Physics Nobel 2023: They made it possible to watch electrons move

A matter of attoseconds

There were processes that were even faster, happening within a few attoseconds (thousandth of a femtosecond, or 10-18 second) — the motion of electrons within the atom, for instance. For a long time, femtosecond ‘photography’ was considered the limit. Production of shorter pulses of light, in the attosecond range, did not seem possible. Till the works of Pierre Agostini, Ferenc Krausz and Anne L’Huillier made it possible.

The 58-year-old Frenchman Agostini, 61-year-old Hungarian Krausz, and 65-year-old L’Huillier, also French, were on Tuesday awarded the 2023 Nobel Prize in Physics “for experimental methods that generate attosecond pulses of light for the study of electron dynamics in matter”. In the process, L’Huillier became just the fifth woman to win the Physics Nobel.

“This is a fantastic recognition. All the three have produced some wonderful science which can be very transformative. Another person who made tremendous contributions in this field was Paul Corkum, who provided the scientific insight into the experimental data that was being generated by the three winners,” said M Krishnamurthy of the Hyderabad centre of Tata Institute of Fundamental Research, who works in a related field.

Attosecond science

To observe any process, the measurement must be made at a pace quicker than the rate of change. That is how clear images of moving objects are generated: for example, by making the shutter open and close faster than the motion being captured. But there is a limit to how fast the shutter speed can be.

Light pulses, the only plausible tool to capture processes at the atomic level, cannot be made indefinitely shorter. Light consists of waves, or vibrations in the electromagnetic field. The shortest possible pulse would have to be at least one cycle long, equivalent to its wavelength. For all sorts of light produced by laser systems, this cycle used to take at least a few femtoseconds to complete. This was longer than the sub-atomic motion that was happening in a matter of attoseconds. Scientists were therefore unable to glimpse the motion of electrons with existing technologies.

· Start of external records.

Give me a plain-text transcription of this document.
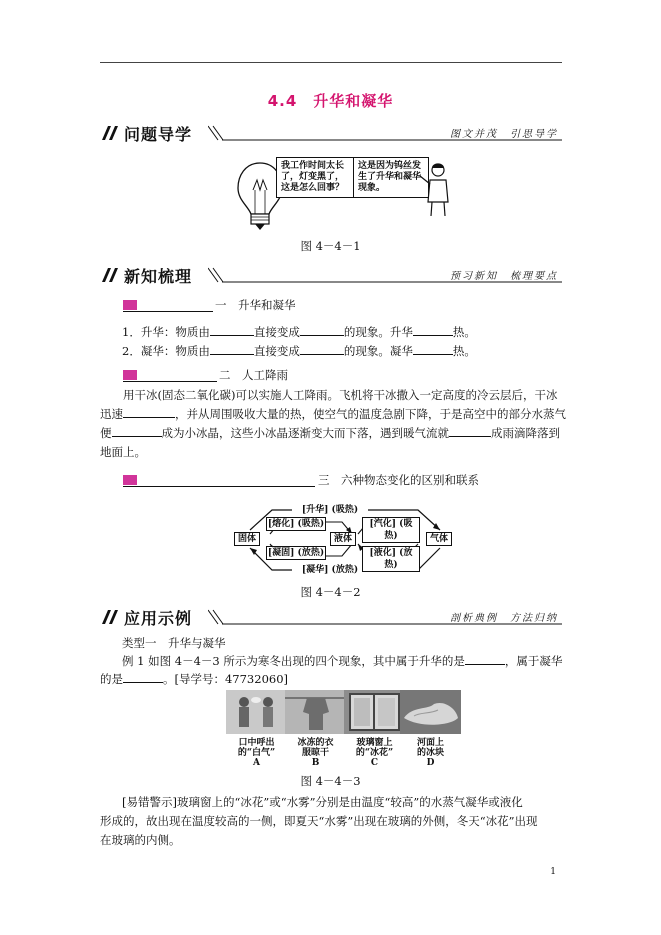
4.4　升华和凝华
问题导学	图文并茂　引思导学
我工作时间太长了，灯变黑了，这是怎么回事？
这是因为钨丝发生了升华和凝华现象。
图 4－4－1
新知梳理	预习新知　梳理要点
一　升华和凝华
1．升华：物质由	直接变成	的现象。升华	热。
2．凝华：物质由	直接变成	的现象。凝华	热。
二　人工降雨
用干冰(固态二氧化碳)可以实施人工降雨。飞机将干冰撒入一定高度的冷云层后，干冰
迅速	，并从周围吸收大量的热，使空气的温度急剧下降，于是高空中的部分水蒸气
便	成为小冰晶，这些小冰晶逐渐变大而下落，遇到暖气流就	成雨滴降落到
地面上。
三　六种物态变化的区别和联系
[升华] (吸热)
[凝华] (放热)
固体	液体	气体
[熔化] (吸热)
[凝固] (放热)
[汽化] (吸热)
[液化] (放热)
图 4－4－2
应用示例	剖析典例　方法归纳
类型一　升华与凝华
例 1 如图 4－4－3 所示为寒冬出现的四个现象，其中属于升华的是	，属于凝华
的是	。[导学号：47732060]
口中呼出
的“白气”
A
冰冻的衣
服晾干
B
玻璃窗上
的“冰花”
C
河面上
的冰块
D
图 4－4－3
[易错警示]玻璃窗上的“冰花”或“水雾”分别是由温度“较高”的水蒸气凝华或液化
形成的，故出现在温度较高的一侧，即夏天“水雾”出现在玻璃的外侧，冬天“冰花”出现
在玻璃的内侧。
1
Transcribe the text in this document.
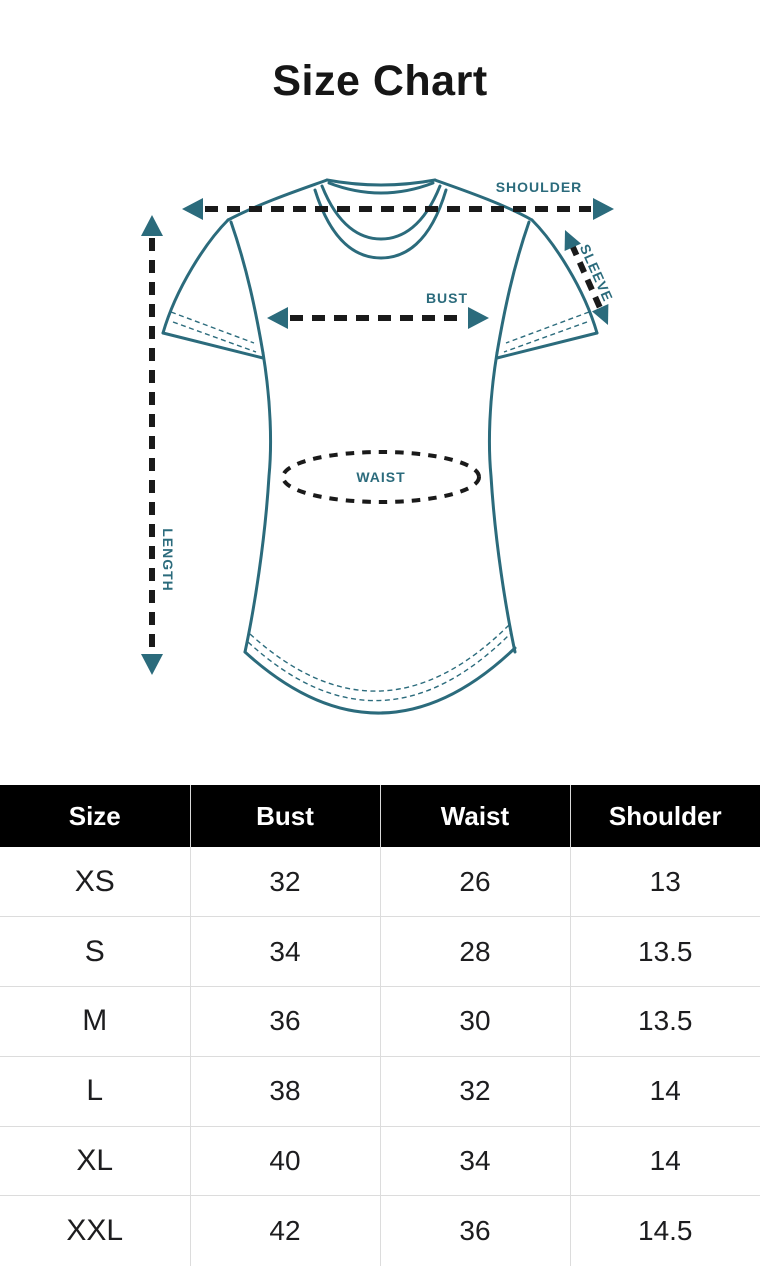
Size Chart
SHOULDER
SLEEVE
BUST
WAIST
LENGTH
Size	Bust	Waist	Shoulder
XS	32	26	13
S	34	28	13.5
M	36	30	13.5
L	38	32	14
XL	40	34	14
XXL	42	36	14.5
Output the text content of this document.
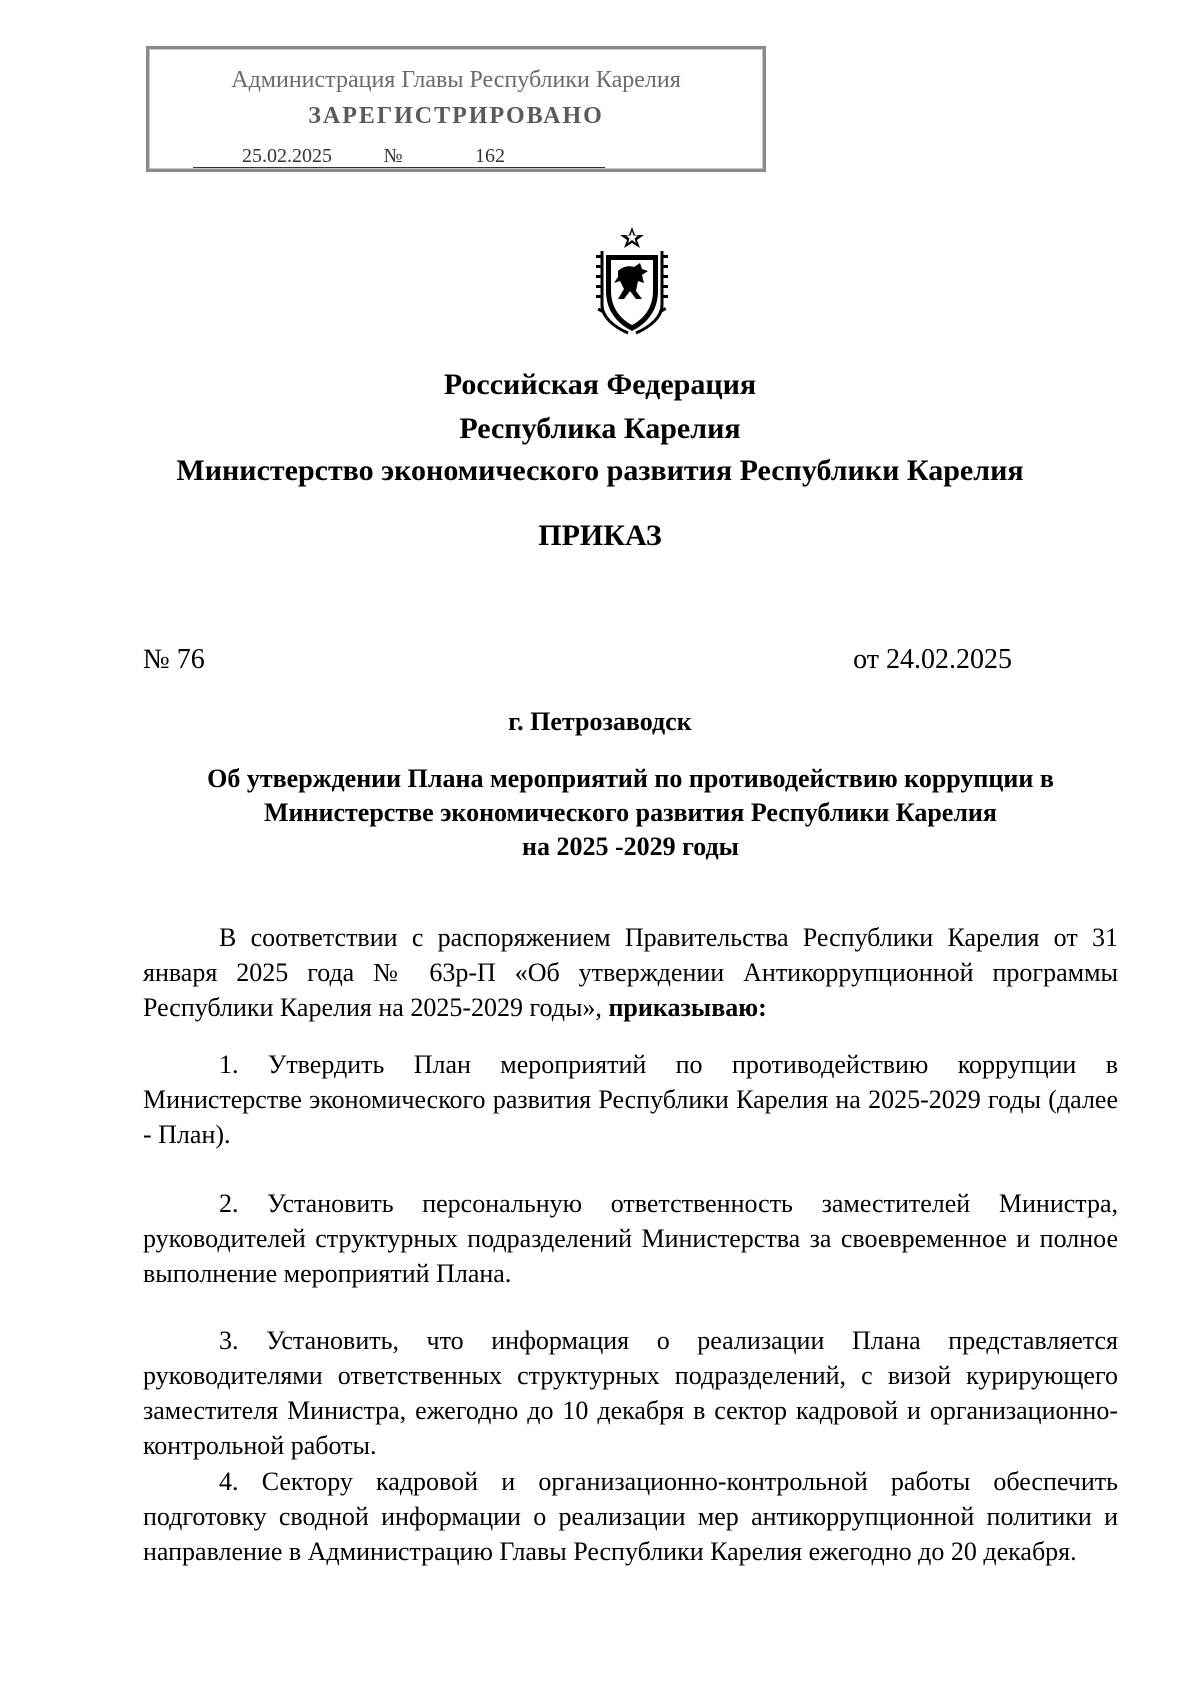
Администрация Главы Республики Карелия
ЗАРЕГИСТРИРОВАНО
25.02.2025	№	162
Российская Федерация
Республика Карелия
Министерство экономического развития Республики Карелия
ПРИКАЗ
№ 76	от 24.02.2025
г. Петрозаводск
Об утверждении Плана мероприятий по противодействию коррупции в
Министерстве экономического развития Республики Карелия
на 2025 -2029 годы
В соответствии с распоряжением Правительства Республики Карелия от 31 января 2025 года № 63р-П «Об утверждении Антикоррупционной программы Республики Карелия на 2025-2029 годы», приказываю:
1. Утвердить План мероприятий по противодействию коррупции в Министерстве экономического развития Республики Карелия на 2025-2029 годы (далее - План).
2. Установить персональную ответственность заместителей Министра, руководителей структурных подразделений Министерства за своевременное и полное выполнение мероприятий Плана.
3. Установить, что информация о реализации Плана представляется руководителями ответственных структурных подразделений, с визой курирующего заместителя Министра, ежегодно до 10 декабря в сектор кадровой и организационно-контрольной работы.
4. Сектору кадровой и организационно-контрольной работы обеспечить подготовку сводной информации о реализации мер антикоррупционной политики и направление в Администрацию Главы Республики Карелия ежегодно до 20 декабря.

“Femtosecond pulses had enabled scientists to observe the processes happening at the atomic or molecular level. But when one moves further down, at the sub-atomic level, things start to happen even faster. The dynamics of the electron, for example, are 100 to 1,000 times faster than that of the atom. A lot of that has to do with inertia. The atom is heavier, because of the nucleus, and has greater inertia. Lower the inertia, faster the dynamics,” said Sivarama Krishnan, an associate professor at IIT Madras, who uses femtosecond and attosecond light pulses to study the dynamics in nano-scale systems.

Working independently, Agostini, Krausz and L’Huillier developed innovative methods, usually by mixing lights of different wavelengths, to produce attosecond pulses, which, the Nobel Prize committee said, “opens windows… to explore phenomena that were previously impossible to observe”.

Watching electron dynamics

It is natural for scientists to try and observe every step of a process, so they can fully understand it. More importantly, it allows scientists to control the process by tweaking the intermediate steps and obtaining desired results.

As Krishnan said, “Scientists are interested not just in watching the film, they would also like to script the next film.”

In fact, this is the third Nobel Prize in this field in the last three decades, underscoring the potential benefits of the science. The 1998 Nobel Prize in Chemistry to Egyptian scientist Ahmed Zewail, and the 2018 Nobel Prize for Physics to Gerard Mourou, Donna Strickland and Arthur Ashkin, were for breakthroughs in related science.

Potential uses

Attosecond science has potential applications in a variety of areas, from electronics to medicine, across disciplines in physics, chemistry and biology.

“One of the active areas of research using this technology is in medical science, particularly in finding therapies for cancer care,” said Kamal P Singh of IISER Mohali, who too works with femtosecond lasers.